What’s great about “World Enough and Time” is that the episode not only served as the genesis of the Mondasian Cybermen (who were last seen on TV in the 1966 story “The Tenth Planet”) themselves but also turned Bill into a Cyberman while Missy came face-to-face with her previous incarnation: John Simm's Master, in what was the first ever multi-Masters episode in Doctor Who history.

THE DOCTOR FALLS: Season 10 Episode 12

Peter Capaldi’s next-to-last episode as the 12th Doctor packed an emotional punch during the conclusion of the dramatic two-parter that sees the Doctor fight to the death to save the last humans on the ship from the Cybermen, even though he doesn’t think he’ll win. That's the Doctor for you.

From his impassioned speech to Missy and The Master as to why he does what he does, trying to sway them to fight by his side, and the Doctor fighting the Cybermen alone and sacrificing himself to try and save as many people as he could was one of the highlights of the episode.

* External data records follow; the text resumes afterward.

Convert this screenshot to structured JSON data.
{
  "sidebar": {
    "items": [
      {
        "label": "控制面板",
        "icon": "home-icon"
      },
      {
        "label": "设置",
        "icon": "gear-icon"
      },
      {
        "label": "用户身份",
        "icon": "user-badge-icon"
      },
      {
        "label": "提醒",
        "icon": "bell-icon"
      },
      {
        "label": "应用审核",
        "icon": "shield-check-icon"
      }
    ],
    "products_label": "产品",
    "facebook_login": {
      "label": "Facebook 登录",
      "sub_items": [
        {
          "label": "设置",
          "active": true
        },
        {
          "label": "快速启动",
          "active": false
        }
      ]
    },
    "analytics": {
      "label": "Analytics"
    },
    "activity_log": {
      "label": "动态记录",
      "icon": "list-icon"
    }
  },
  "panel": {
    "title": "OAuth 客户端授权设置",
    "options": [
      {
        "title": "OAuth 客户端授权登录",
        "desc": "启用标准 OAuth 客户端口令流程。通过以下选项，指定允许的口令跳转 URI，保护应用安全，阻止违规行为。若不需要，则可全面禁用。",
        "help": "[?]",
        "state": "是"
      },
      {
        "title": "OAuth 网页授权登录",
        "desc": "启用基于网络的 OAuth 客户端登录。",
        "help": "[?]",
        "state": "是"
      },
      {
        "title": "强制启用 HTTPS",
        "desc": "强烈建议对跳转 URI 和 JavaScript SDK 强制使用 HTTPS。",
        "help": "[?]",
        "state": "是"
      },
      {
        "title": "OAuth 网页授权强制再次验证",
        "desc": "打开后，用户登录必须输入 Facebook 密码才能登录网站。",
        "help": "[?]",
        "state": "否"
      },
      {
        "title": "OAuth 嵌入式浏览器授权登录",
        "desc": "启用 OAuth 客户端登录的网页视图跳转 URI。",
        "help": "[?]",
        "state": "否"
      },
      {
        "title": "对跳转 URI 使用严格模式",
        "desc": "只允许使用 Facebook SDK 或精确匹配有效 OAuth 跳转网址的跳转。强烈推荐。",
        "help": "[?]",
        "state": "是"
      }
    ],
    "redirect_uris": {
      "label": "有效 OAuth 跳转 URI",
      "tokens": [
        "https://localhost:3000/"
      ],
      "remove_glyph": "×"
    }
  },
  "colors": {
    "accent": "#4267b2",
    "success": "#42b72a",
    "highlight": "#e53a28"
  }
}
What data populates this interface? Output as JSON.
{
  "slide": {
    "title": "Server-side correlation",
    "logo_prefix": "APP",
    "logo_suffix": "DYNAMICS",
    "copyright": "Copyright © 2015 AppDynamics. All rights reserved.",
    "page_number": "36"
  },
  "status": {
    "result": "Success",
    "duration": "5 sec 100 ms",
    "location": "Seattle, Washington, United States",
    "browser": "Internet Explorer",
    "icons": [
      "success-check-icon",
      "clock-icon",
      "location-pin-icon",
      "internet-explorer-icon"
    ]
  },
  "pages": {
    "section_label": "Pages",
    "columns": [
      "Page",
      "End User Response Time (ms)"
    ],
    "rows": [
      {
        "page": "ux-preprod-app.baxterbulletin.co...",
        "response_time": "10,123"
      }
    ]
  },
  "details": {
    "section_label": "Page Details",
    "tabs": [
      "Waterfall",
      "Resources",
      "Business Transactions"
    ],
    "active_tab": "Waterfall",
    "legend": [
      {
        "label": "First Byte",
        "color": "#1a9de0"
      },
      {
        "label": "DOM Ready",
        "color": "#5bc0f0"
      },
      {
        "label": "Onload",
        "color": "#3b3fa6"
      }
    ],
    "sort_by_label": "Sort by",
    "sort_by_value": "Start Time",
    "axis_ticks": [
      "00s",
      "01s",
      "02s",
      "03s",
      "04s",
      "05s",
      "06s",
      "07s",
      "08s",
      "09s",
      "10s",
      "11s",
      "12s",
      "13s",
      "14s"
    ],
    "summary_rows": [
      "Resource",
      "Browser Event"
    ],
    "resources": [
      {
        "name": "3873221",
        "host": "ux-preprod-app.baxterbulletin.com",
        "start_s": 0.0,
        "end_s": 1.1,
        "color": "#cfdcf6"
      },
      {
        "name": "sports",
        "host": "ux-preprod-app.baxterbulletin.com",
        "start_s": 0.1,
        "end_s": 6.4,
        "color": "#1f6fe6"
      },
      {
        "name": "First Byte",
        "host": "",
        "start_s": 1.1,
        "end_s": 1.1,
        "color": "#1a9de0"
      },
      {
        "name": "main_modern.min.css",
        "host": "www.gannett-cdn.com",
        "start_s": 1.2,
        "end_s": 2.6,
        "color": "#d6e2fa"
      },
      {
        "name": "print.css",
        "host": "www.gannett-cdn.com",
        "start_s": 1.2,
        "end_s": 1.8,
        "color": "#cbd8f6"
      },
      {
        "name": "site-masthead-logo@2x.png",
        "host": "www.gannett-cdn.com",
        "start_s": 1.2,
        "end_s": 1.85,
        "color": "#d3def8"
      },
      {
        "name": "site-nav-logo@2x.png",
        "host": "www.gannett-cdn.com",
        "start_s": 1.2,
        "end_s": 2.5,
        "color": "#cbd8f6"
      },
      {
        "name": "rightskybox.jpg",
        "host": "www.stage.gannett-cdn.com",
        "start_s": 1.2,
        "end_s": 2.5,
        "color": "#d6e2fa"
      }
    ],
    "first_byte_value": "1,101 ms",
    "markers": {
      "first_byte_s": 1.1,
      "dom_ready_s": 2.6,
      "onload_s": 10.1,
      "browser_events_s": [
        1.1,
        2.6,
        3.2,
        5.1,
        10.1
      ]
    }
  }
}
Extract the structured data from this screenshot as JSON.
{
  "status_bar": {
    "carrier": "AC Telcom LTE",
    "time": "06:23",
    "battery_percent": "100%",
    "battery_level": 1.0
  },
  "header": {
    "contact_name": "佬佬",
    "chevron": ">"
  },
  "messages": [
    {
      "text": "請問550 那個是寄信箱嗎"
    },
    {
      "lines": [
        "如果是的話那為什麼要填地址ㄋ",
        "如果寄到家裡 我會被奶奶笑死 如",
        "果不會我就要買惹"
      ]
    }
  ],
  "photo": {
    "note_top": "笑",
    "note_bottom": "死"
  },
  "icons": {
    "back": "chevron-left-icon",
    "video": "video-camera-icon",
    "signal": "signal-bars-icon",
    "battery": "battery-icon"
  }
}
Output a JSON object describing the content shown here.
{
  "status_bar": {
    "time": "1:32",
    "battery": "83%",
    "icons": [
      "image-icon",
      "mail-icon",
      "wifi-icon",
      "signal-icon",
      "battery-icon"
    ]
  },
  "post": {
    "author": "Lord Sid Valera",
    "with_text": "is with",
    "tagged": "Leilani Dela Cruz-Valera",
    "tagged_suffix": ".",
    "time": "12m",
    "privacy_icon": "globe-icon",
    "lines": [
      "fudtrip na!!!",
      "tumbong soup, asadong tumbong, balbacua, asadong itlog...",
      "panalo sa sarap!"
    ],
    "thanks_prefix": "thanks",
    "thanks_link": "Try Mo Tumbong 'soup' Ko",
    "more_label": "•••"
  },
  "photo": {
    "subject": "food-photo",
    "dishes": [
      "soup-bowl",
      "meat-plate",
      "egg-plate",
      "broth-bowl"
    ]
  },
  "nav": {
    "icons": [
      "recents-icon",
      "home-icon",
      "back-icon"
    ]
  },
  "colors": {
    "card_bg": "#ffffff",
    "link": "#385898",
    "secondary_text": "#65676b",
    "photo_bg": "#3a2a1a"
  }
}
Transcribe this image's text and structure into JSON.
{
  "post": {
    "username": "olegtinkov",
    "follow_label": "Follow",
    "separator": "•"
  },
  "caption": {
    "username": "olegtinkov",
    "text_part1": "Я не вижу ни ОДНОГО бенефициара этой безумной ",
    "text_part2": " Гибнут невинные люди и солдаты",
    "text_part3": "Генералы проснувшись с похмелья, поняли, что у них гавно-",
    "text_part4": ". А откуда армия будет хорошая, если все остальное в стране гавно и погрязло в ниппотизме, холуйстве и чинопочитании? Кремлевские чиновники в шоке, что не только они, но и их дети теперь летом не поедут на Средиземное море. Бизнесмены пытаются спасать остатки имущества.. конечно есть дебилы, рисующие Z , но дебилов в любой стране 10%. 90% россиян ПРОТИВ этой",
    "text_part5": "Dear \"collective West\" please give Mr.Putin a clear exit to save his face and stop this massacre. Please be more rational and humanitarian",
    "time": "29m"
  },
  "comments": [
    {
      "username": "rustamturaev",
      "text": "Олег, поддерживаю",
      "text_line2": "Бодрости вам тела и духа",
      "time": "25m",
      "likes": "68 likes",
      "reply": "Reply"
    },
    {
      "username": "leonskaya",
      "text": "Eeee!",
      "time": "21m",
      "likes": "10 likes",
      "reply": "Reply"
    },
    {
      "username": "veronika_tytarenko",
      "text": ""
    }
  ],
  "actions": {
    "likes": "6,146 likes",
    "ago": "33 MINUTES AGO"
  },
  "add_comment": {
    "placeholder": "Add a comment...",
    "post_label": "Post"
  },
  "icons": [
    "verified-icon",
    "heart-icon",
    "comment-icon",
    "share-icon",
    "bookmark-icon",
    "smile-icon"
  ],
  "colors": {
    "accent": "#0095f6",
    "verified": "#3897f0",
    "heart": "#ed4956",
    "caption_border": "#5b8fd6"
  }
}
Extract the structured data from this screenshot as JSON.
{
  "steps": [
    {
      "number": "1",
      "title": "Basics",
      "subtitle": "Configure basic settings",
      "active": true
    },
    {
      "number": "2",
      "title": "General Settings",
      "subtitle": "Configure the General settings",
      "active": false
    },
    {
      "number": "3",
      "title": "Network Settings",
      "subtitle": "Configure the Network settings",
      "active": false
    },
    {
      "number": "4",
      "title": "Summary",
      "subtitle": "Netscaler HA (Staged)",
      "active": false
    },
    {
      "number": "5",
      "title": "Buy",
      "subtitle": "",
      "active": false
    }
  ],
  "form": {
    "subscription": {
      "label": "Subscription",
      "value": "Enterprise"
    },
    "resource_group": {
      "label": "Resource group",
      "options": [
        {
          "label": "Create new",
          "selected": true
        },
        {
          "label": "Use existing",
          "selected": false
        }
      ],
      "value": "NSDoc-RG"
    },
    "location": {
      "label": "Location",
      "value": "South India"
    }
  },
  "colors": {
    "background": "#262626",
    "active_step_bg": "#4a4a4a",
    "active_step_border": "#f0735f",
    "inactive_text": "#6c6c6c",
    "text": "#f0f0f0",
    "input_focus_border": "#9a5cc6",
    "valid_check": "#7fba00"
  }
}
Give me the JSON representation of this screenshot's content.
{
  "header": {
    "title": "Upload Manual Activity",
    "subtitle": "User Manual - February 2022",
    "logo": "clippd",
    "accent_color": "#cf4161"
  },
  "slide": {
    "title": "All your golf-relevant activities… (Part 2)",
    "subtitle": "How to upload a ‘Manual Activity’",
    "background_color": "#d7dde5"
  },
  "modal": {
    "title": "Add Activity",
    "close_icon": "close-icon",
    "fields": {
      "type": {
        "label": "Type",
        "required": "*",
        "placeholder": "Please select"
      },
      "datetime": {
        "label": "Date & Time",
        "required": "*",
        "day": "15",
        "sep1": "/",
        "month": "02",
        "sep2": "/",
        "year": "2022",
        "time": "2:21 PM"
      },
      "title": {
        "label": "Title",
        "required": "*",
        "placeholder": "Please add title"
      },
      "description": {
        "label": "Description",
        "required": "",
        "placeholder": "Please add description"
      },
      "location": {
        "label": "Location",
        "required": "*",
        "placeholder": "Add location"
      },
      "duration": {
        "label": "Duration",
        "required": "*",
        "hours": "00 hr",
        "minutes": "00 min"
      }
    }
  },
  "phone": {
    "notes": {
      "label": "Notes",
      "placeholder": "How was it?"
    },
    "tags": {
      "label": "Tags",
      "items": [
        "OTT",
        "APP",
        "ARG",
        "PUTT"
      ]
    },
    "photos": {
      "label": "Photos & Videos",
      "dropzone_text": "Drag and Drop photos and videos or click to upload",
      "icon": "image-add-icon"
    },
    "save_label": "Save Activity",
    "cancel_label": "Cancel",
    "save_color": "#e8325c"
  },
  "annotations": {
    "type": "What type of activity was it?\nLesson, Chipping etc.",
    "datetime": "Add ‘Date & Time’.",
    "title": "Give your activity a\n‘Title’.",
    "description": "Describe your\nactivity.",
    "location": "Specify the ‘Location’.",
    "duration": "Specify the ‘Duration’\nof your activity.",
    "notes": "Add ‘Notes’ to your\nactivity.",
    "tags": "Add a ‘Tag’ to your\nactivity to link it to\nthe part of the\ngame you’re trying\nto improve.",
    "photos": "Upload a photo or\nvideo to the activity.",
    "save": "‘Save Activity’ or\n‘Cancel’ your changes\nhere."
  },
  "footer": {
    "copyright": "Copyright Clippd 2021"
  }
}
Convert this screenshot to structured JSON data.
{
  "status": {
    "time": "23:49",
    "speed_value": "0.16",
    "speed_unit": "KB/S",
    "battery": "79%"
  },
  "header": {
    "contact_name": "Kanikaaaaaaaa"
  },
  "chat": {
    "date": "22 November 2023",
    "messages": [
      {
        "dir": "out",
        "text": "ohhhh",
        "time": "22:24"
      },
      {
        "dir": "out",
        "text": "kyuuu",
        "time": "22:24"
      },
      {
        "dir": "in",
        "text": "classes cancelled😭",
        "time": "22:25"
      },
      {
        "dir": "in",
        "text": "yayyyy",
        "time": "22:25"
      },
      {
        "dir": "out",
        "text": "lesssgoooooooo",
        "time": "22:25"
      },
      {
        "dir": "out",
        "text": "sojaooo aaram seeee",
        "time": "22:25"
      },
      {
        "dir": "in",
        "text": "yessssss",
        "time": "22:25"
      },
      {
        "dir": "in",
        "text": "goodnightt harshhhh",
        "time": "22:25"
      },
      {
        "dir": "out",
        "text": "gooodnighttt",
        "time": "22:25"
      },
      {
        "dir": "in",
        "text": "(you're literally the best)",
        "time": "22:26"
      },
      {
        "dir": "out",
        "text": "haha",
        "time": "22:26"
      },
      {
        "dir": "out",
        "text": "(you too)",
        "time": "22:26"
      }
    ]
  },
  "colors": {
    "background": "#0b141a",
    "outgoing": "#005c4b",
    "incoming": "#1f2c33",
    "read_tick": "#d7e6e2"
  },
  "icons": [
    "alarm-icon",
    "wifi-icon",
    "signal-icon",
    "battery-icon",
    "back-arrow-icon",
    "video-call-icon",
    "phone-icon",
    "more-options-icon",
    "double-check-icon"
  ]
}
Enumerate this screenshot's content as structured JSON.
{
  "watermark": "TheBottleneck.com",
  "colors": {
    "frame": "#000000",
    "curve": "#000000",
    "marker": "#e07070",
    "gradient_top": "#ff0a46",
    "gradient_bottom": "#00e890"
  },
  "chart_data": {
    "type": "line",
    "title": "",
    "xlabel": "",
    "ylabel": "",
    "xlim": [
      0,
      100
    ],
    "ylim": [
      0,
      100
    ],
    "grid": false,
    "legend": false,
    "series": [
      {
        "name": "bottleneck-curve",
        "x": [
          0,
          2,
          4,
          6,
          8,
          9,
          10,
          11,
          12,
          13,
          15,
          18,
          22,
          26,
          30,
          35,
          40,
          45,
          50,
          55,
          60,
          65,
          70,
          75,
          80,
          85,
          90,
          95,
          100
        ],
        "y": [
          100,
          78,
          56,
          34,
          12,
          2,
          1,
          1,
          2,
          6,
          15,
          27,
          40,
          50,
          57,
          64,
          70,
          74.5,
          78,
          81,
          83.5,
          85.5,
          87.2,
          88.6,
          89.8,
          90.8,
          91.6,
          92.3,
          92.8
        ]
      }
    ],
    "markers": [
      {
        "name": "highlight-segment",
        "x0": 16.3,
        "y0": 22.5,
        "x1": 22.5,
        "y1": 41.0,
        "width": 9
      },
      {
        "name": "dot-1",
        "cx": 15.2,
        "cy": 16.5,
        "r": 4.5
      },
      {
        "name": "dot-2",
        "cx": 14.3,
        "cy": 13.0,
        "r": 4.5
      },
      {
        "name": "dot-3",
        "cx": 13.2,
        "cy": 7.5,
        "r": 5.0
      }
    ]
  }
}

As was the interaction between Missy and the Master who ended up stabbing each other in the back when Missy ultimately decided it was finally time to stand by the Doctor. While we know The Master is about to become Missy, it seems it’s the end of the road for Missy herself.

That, coupled with the return of the Pilot who saves Bill from her Cyberman fate and the Doctor finally waking up in his TARDIS and refusing to regenerate ever again because he can’t stand being somebody else, and seeing David Bradley appear as the First Doctor in the final moments of “The Doctor Falls” makes this one of the best of the Capaldi era.